Normalized vs. Denormalized Databases
When I first started working with SQL, everything was in one table. Admittedly, the table looked about like this:
Most databases are going to have a liiiittle more data to them than four columns and five rows. Thus, the debate between normalized and denormalized databases has been raging for centuries (I’m talking in developer time). So what’s the difference?
Normalized databases involve multiple tables. Like data is organized into one table and other related data is put into a different table. You get to each piece of data through relationships to each table, mainly join tables. The good thing is, normalization reduces redundancy and maintains data integrity. Everything is organized into nice little tables where all the data that should stay together, does.
But, much like the downside of Rails, normalized databases can cause queries to slow down, especially when dealing with a shit ton (technical term) of data. This is where denormalized databases come in. While multiple joins are satisfying and fun, they can get complex quickly. When everything is in the same table, the query doesn’t have to jump from table to table to find what you’re looking for, it’s already right there. A downside is there will be redundant data — a small sacrifice to make to gain speed.

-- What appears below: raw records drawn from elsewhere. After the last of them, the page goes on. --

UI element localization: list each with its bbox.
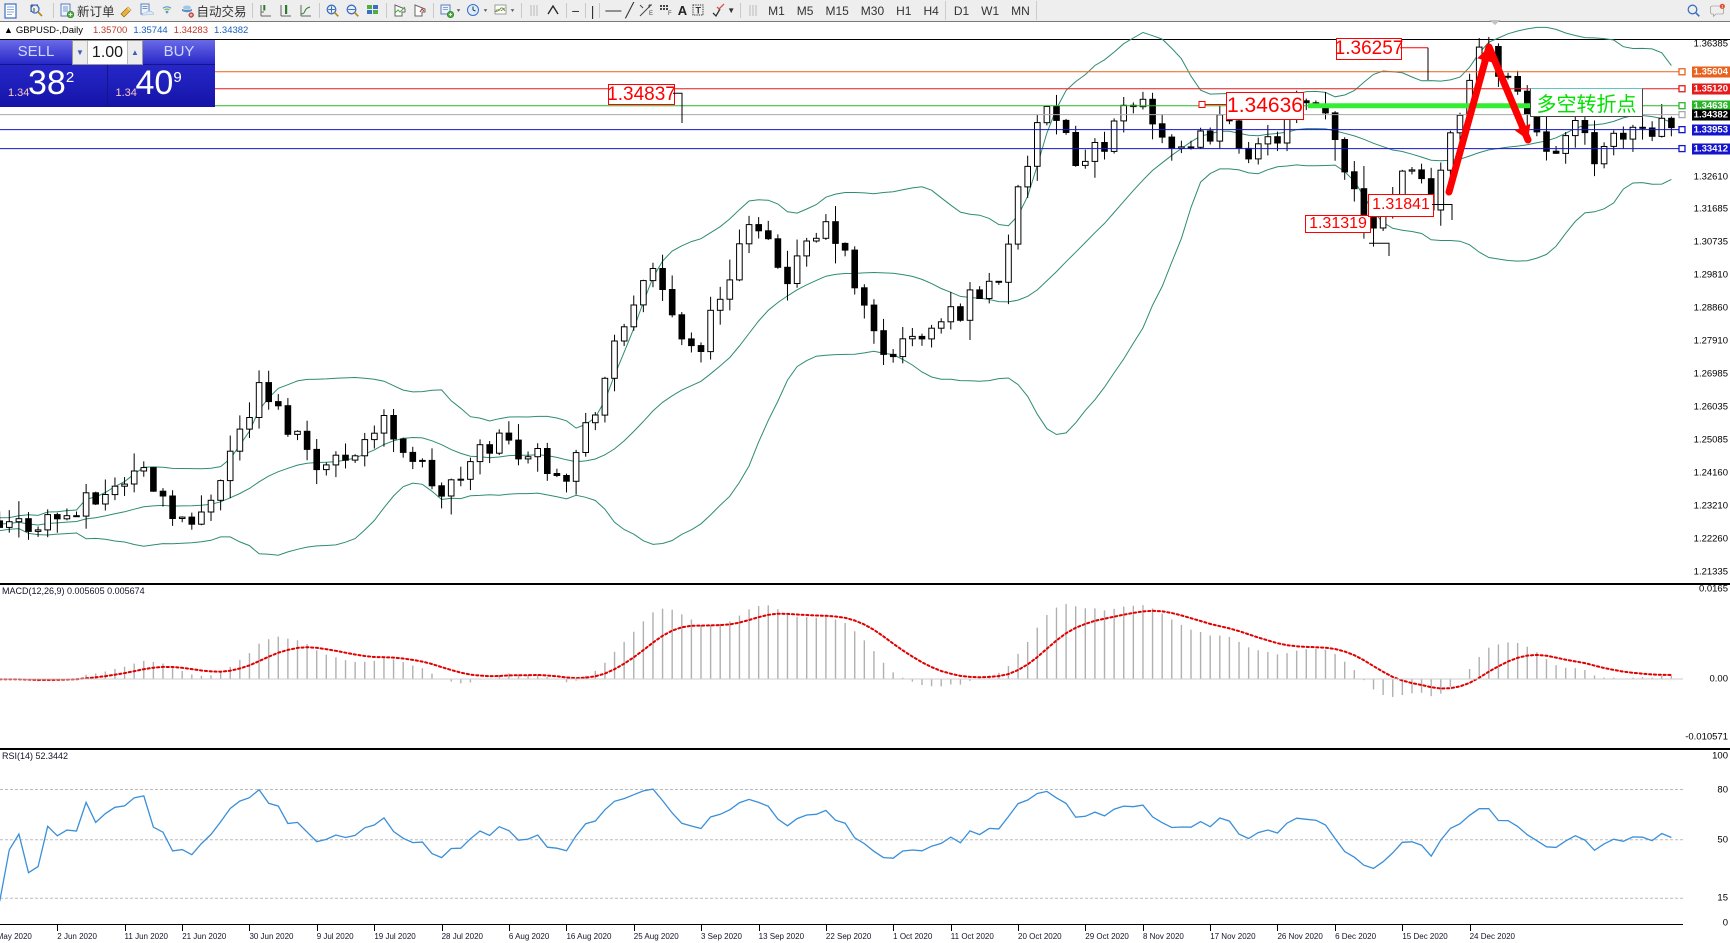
svg-text:E: E — [649, 11, 653, 17]
svg-text:F: F — [668, 11, 672, 17]
svg-text:T: T — [696, 5, 702, 15]
svg-text:1: 1 — [1721, 4, 1723, 8]
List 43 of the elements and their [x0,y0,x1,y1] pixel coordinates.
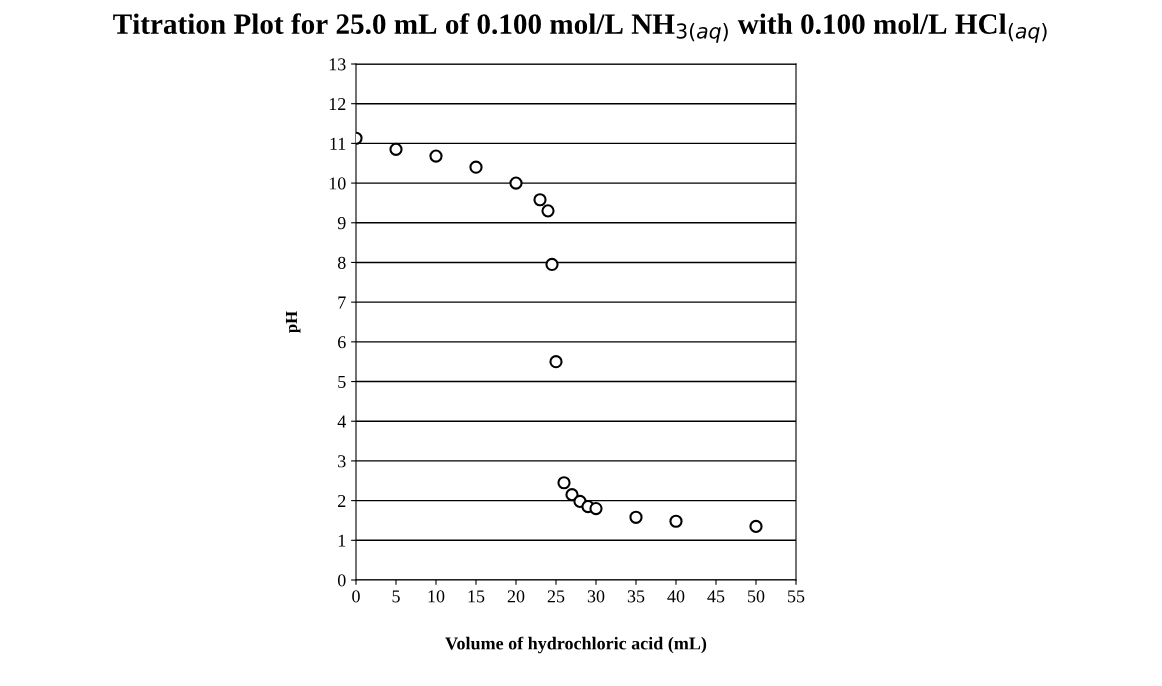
x-tick-label: 10 [428,590,445,603]
point [541,204,555,218]
x-tick-label: 25 [547,590,565,603]
point [629,510,643,524]
y-tick-label: 7 [338,296,346,309]
point [389,142,403,156]
x-tick-label: 40 [667,590,685,603]
x-tick-label: 15 [468,590,485,603]
x-tick-label: 30 [587,590,605,603]
y-tick-label: 8 [337,256,346,269]
y-tick-label: 2 [338,494,346,507]
x-tick-label: 50 [748,590,765,603]
point [509,176,523,190]
point [549,355,563,369]
y-tick-label: 0 [337,574,346,587]
x-tick-label: 5 [392,590,400,603]
y-tick-label: 3 [338,455,346,468]
y-tick-label: 6 [338,336,346,349]
x-tick-label: 45 [707,590,725,603]
x-axis-title: Volume of hydrochloric acid (mL) [445,636,707,654]
y-axis-title: pH [285,311,301,333]
point [545,257,559,272]
x-tick-label: 35 [627,590,645,603]
y-tick-label: 10 [329,177,346,190]
point [429,149,443,163]
y-tick-label: 12 [329,98,346,110]
x-tick-label: 55 [788,590,805,603]
point [557,476,571,490]
y-tick-label: 4 [337,415,346,428]
chart-title: Titration Plot for 25.0 mL of 0.100 mol/L NH$_{3(aq)}$ with 0.100 mol/L HCl$_{(aq)}$ [113,13,1047,43]
x-tick-label: 0 [352,590,360,603]
point [469,160,483,174]
y-tick-label: 5 [338,375,346,388]
y-tick-label: 9 [337,217,346,230]
point [749,519,763,534]
y-tick-label: 13 [329,58,346,71]
y-tick-label: 11 [330,137,346,150]
point [669,514,683,528]
y-tick-label: 1 [338,534,346,547]
point [533,193,547,207]
point [589,501,603,516]
point [565,488,579,502]
x-tick-label: 20 [507,590,525,603]
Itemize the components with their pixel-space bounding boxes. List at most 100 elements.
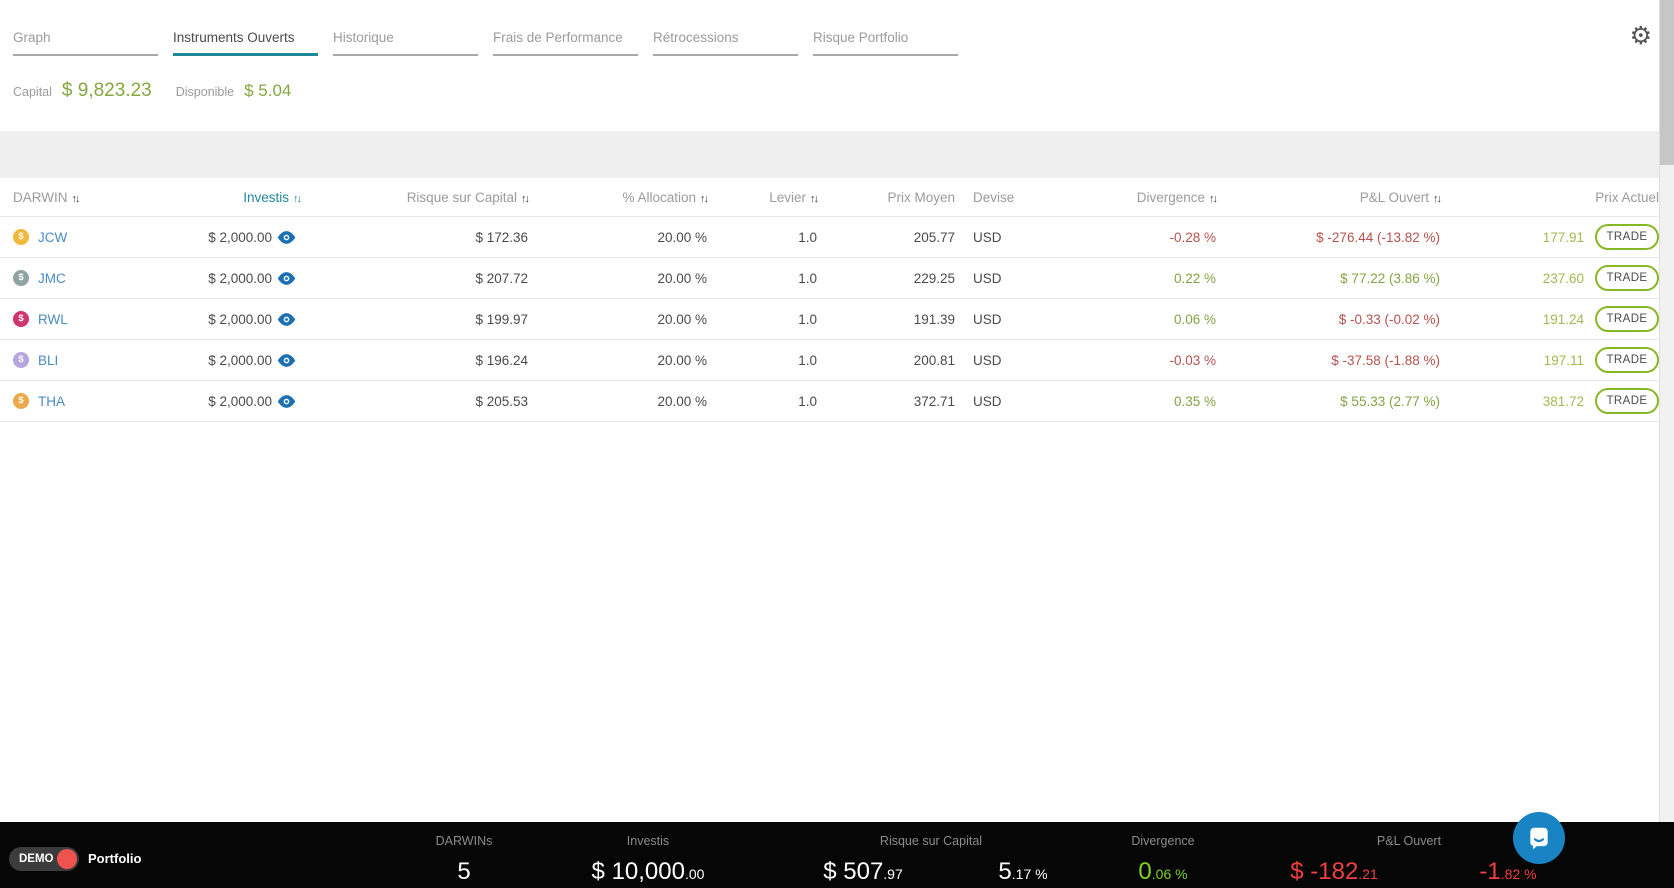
prix-moyen-value: 205.77 — [913, 229, 955, 245]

The best part about all this is you don’t have to choose one or the other; your database doesn’t have to be normalized to the nth degree or completely denormalized into one table. If your queries are running too slowly and it’s because of the complexity of the query, you can denormalize the database just enough to get rid of too many joins. Alternately, if your database is a giant mess of data and you need some organization, a little bit of organizing some data into different tables and getting rid of redundancy is in order. Databases can give you the best of both worlds, with a little TLC.